CCass,19/11/2008,965
La Cour de Cassation a statué que l'administration dispose d'un pouvoir discrétionnaire pour la promotion de ses fonctionnaires. Ce pouvoir est toutefois conditionné par l'absence d'abus, garantissant ainsi la légalité et l'équité des décisions.
Points clés
- L'administration a un pouvoir discrétionnaire pour les promotions de fonctionnaires.
- Les décisions de promotion ne doivent pas être entachées d'abus.
- Le contrôle juridictionnel s'exerce pour prévenir l'abus de pouvoir.
Résumé
L'arrêt de la Cour de Cassation du 19 novembre 2008 (référence 965) établit un principe fondamental en droit administratif concernant la gestion des carrières des fonctionnaires. Il reconnaît à l'administration un pouvoir d'appréciation étendu, qualifié de discrétionnaire, pour décider des promotions de ses agents. Cela signifie que l'administration n'est pas liée par des règles strictes et prédéfinies pour chaque cas, mais peut exercer une certaine liberté dans ses choix, en fonction des besoins du service et des mérites des fonctionnaires. Cependant, cet arrêt pose une limite essentielle à ce pouvoir : les décisions de promotion ne doivent en aucun cas être entachées d'abus. L'abus peut se manifester par un détournement de pouvoir, une discrimination, un arbitraire ou une erreur manifeste d'appréciation.
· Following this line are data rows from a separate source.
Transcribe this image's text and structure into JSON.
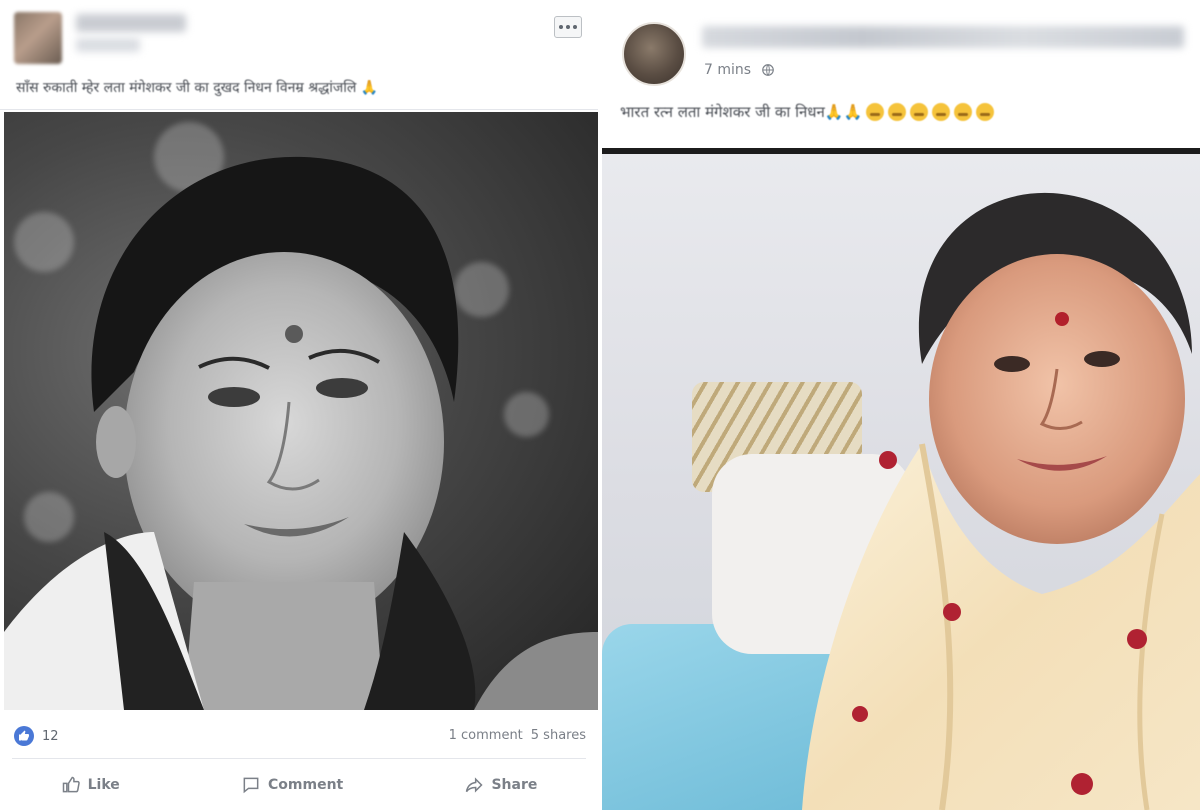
{
  "left_post": {
    "text": "साँस रुकाती म्हेर लता मंगेशकर जी का दुखद निधन विनम्र श्रद्धांजलि 🙏",
    "reaction_count": "12",
    "comments": "1 comment",
    "shares": "5 shares",
    "actions": {
      "like": "Like",
      "comment": "Comment",
      "share": "Share"
    }
  },
  "right_post": {
    "time": "7 mins",
    "text": "भारत रत्न लता मंगेशकर जी का निधन🙏🙏"
  },
  "colors": {
    "like_blue": "#4a78d6",
    "emoji_yellow": "#f5c33b",
    "text_gray": "#7b8088"
  }
}
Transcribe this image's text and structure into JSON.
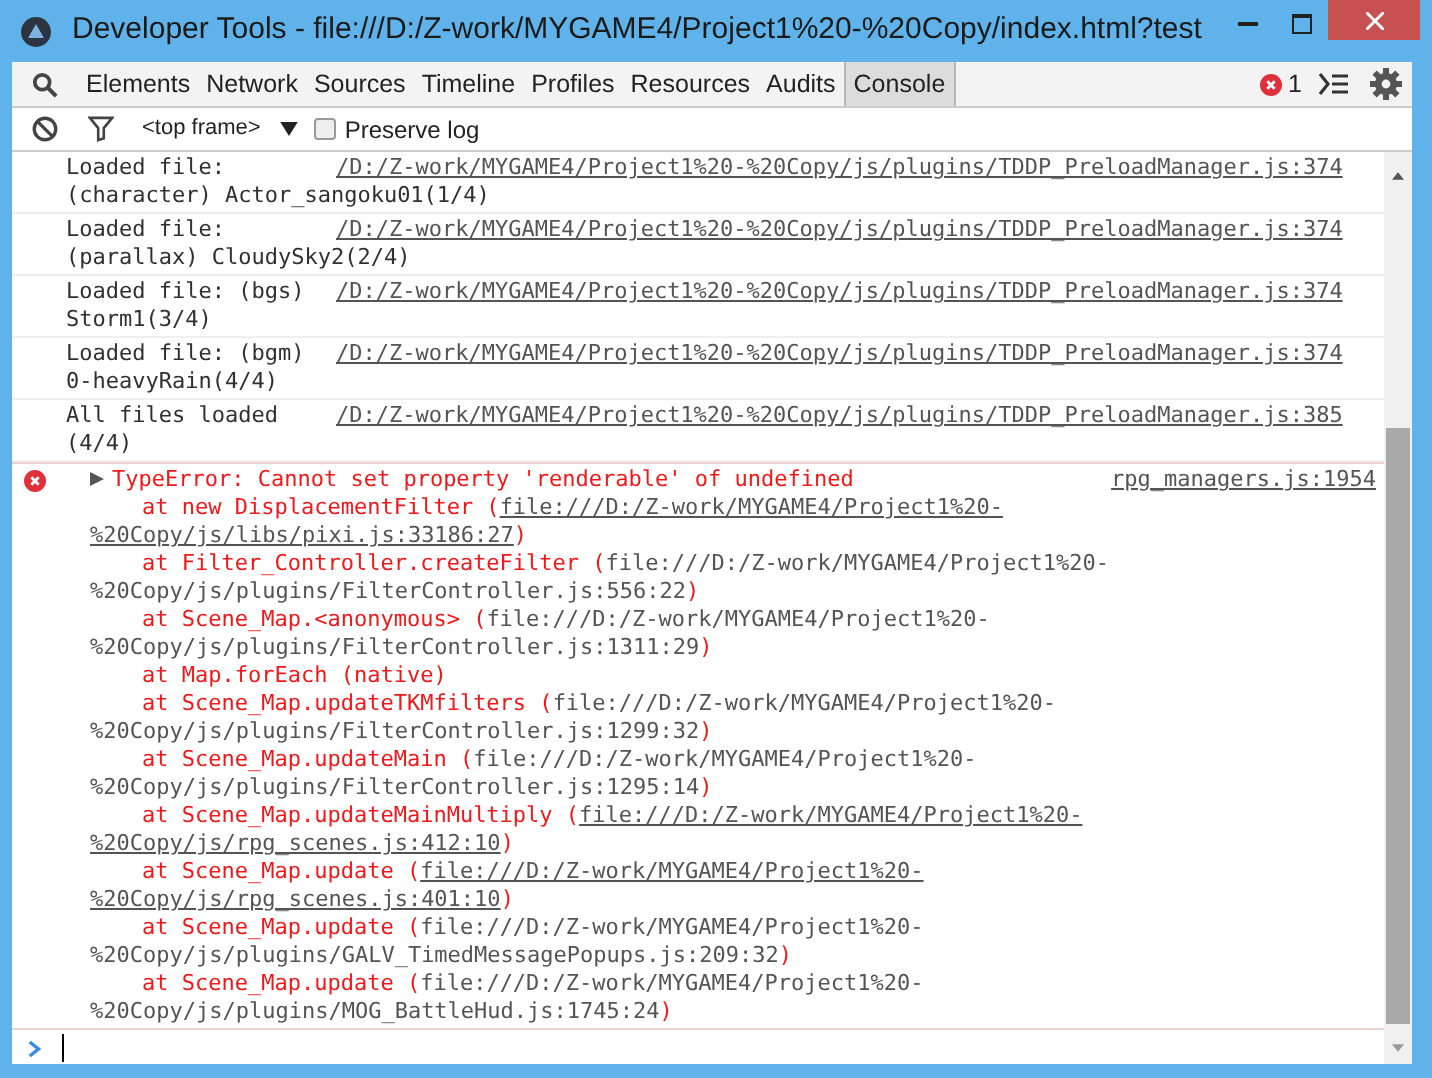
{
  "window": {
    "title": "Developer Tools - file:///D:/Z-work/MYGAME4/Project1%20-%20Copy/index.html?test"
  },
  "tabs": [
    {
      "label": "Elements",
      "selected": false
    },
    {
      "label": "Network",
      "selected": false
    },
    {
      "label": "Sources",
      "selected": false
    },
    {
      "label": "Timeline",
      "selected": false
    },
    {
      "label": "Profiles",
      "selected": false
    },
    {
      "label": "Resources",
      "selected": false
    },
    {
      "label": "Audits",
      "selected": false
    },
    {
      "label": "Console",
      "selected": true
    }
  ],
  "error_count": "1",
  "console_toolbar": {
    "frame": "<top frame>",
    "preserve_log": {
      "label": "Preserve log",
      "checked": false
    }
  },
  "logs": [
    {
      "message": [
        "Loaded file:",
        "(character) Actor_sangoku01(1/4)"
      ],
      "source": "/D:/Z-work/MYGAME4/Project1%20-%20Copy/js/plugins/TDDP_PreloadManager.js:374"
    },
    {
      "message": [
        "Loaded file:",
        "(parallax) CloudySky2(2/4)"
      ],
      "source": "/D:/Z-work/MYGAME4/Project1%20-%20Copy/js/plugins/TDDP_PreloadManager.js:374"
    },
    {
      "message": [
        "Loaded file: (bgs)",
        "Storm1(3/4)"
      ],
      "source": "/D:/Z-work/MYGAME4/Project1%20-%20Copy/js/plugins/TDDP_PreloadManager.js:374"
    },
    {
      "message": [
        "Loaded file: (bgm)",
        "0-heavyRain(4/4)"
      ],
      "source": "/D:/Z-work/MYGAME4/Project1%20-%20Copy/js/plugins/TDDP_PreloadManager.js:374"
    },
    {
      "message": [
        "All files loaded",
        "(4/4)"
      ],
      "source": "/D:/Z-work/MYGAME4/Project1%20-%20Copy/js/plugins/TDDP_PreloadManager.js:385"
    }
  ],
  "error": {
    "expanded": false,
    "message": "TypeError: Cannot set property 'renderable' of undefined",
    "source": "rpg_managers.js:1954",
    "trace": [
      {
        "call": "at new DisplacementFilter (",
        "location": [
          "file:///D:/Z-work/MYGAME4/Project1%20-",
          "%20Copy/js/libs/pixi.js:33186:27"
        ],
        "close": ")",
        "linked": true
      },
      {
        "call": "at Filter_Controller.createFilter (",
        "location": [
          "file:///D:/Z-work/MYGAME4/Project1%20-",
          "%20Copy/js/plugins/FilterController.js:556:22"
        ],
        "close": ")",
        "linked": false
      },
      {
        "call": "at Scene_Map.<anonymous> (",
        "location": [
          "file:///D:/Z-work/MYGAME4/Project1%20-",
          "%20Copy/js/plugins/FilterController.js:1311:29"
        ],
        "close": ")",
        "linked": false
      },
      {
        "call": "at Map.forEach (native)"
      },
      {
        "call": "at Scene_Map.updateTKMfilters (",
        "location": [
          "file:///D:/Z-work/MYGAME4/Project1%20-",
          "%20Copy/js/plugins/FilterController.js:1299:32"
        ],
        "close": ")",
        "linked": false
      },
      {
        "call": "at Scene_Map.updateMain (",
        "location": [
          "file:///D:/Z-work/MYGAME4/Project1%20-",
          "%20Copy/js/plugins/FilterController.js:1295:14"
        ],
        "close": ")",
        "linked": false
      },
      {
        "call": "at Scene_Map.updateMainMultiply (",
        "location": [
          "file:///D:/Z-work/MYGAME4/Project1%20-",
          "%20Copy/js/rpg_scenes.js:412:10"
        ],
        "close": ")",
        "linked": true
      },
      {
        "call": "at Scene_Map.update (",
        "location": [
          "file:///D:/Z-work/MYGAME4/Project1%20-",
          "%20Copy/js/rpg_scenes.js:401:10"
        ],
        "close": ")",
        "linked": true
      },
      {
        "call": "at Scene_Map.update (",
        "location": [
          "file:///D:/Z-work/MYGAME4/Project1%20-",
          "%20Copy/js/plugins/GALV_TimedMessagePopups.js:209:32"
        ],
        "close": ")",
        "linked": false
      },
      {
        "call": "at Scene_Map.update (",
        "location": [
          "file:///D:/Z-work/MYGAME4/Project1%20-",
          "%20Copy/js/plugins/MOG_BattleHud.js:1745:24"
        ],
        "close": ")",
        "linked": false
      }
    ]
  }
}
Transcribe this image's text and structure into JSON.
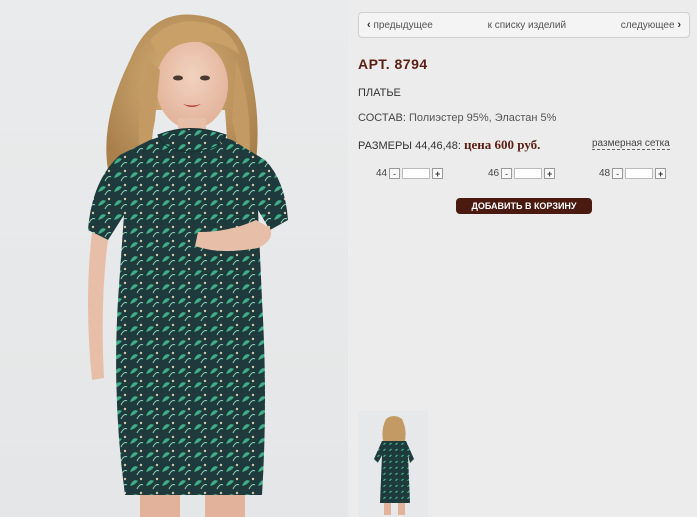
{
  "nav": {
    "prev_label": "предыдущее",
    "list_label": "к списку изделий",
    "next_label": "следующее"
  },
  "product": {
    "article": "АРТ. 8794",
    "type": "ПЛАТЬЕ",
    "composition_label": "СОСТАВ:",
    "composition_value": "Полиэстер 95%, Эластан 5%",
    "sizes_label": "РАЗМЕРЫ 44,46,48:",
    "price": "цена 600 руб.",
    "size_chart_link": "размерная сетка"
  },
  "quantities": [
    {
      "size": "44",
      "minus": "-",
      "plus": "+"
    },
    {
      "size": "46",
      "minus": "-",
      "plus": "+"
    },
    {
      "size": "48",
      "minus": "-",
      "plus": "+"
    }
  ],
  "add_to_cart": "ДОБАВИТЬ В КОРЗИНУ",
  "colors": {
    "accent": "#5a1e12",
    "button": "#4a1a10",
    "dress_base": "#1f3a3c",
    "dress_pattern": "#3fae86"
  }
}
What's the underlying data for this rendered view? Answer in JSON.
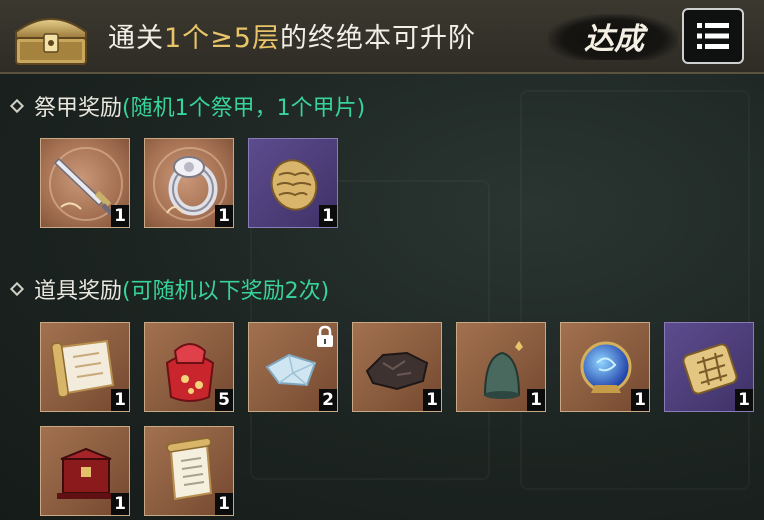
{
  "header": {
    "title_pre": "通关",
    "title_hl": "1个≥5层",
    "title_post": "的终绝本可升阶",
    "stamp": "达成",
    "chest_icon": "treasure-chest-icon",
    "menu_icon": "list-menu-icon"
  },
  "sections": [
    {
      "title": "祭甲奖励",
      "subtitle": "(随机1个祭甲，1个甲片)",
      "items": [
        {
          "icon": "sword-icon",
          "bg": "ornate",
          "count": "1"
        },
        {
          "icon": "ring-icon",
          "bg": "ornate",
          "count": "1"
        },
        {
          "icon": "armor-scale-icon",
          "bg": "purple",
          "count": "1"
        }
      ]
    },
    {
      "title": "道具奖励",
      "subtitle": "(可随机以下奖励2次)",
      "items": [
        {
          "icon": "scroll-map-icon",
          "bg": "brown",
          "count": "1"
        },
        {
          "icon": "red-pouch-icon",
          "bg": "brown",
          "count": "5"
        },
        {
          "icon": "crystal-shard-icon",
          "bg": "brown",
          "count": "2",
          "locked": true
        },
        {
          "icon": "ore-rock-icon",
          "bg": "brown",
          "count": "1"
        },
        {
          "icon": "jade-bell-icon",
          "bg": "brown",
          "count": "1"
        },
        {
          "icon": "blue-orb-icon",
          "bg": "brown",
          "count": "1"
        },
        {
          "icon": "gold-knot-icon",
          "bg": "purple",
          "count": "1"
        },
        {
          "icon": "treasure-box-icon",
          "bg": "brown",
          "count": "1"
        },
        {
          "icon": "paper-scroll-icon",
          "bg": "brown",
          "count": "1"
        }
      ]
    }
  ],
  "colors": {
    "highlight": "#e8c468",
    "subtitle": "#38d39b",
    "header_bg": "#2e2c25"
  }
}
Cette condition implique que, malgré sa marge de manœuvre, l'administration reste soumise au contrôle du juge administratif, qui peut annuler une décision de promotion si elle est jugée abusive, assurant ainsi un équilibre entre l'efficacité administrative et la protection des droits des fonctionnaires.
Texte
L’administration dispose d’un pouvoir discrétionnaire de promotion de ses fonctionnaires à la condition que ses décisions ne soient pas entachées d'abus.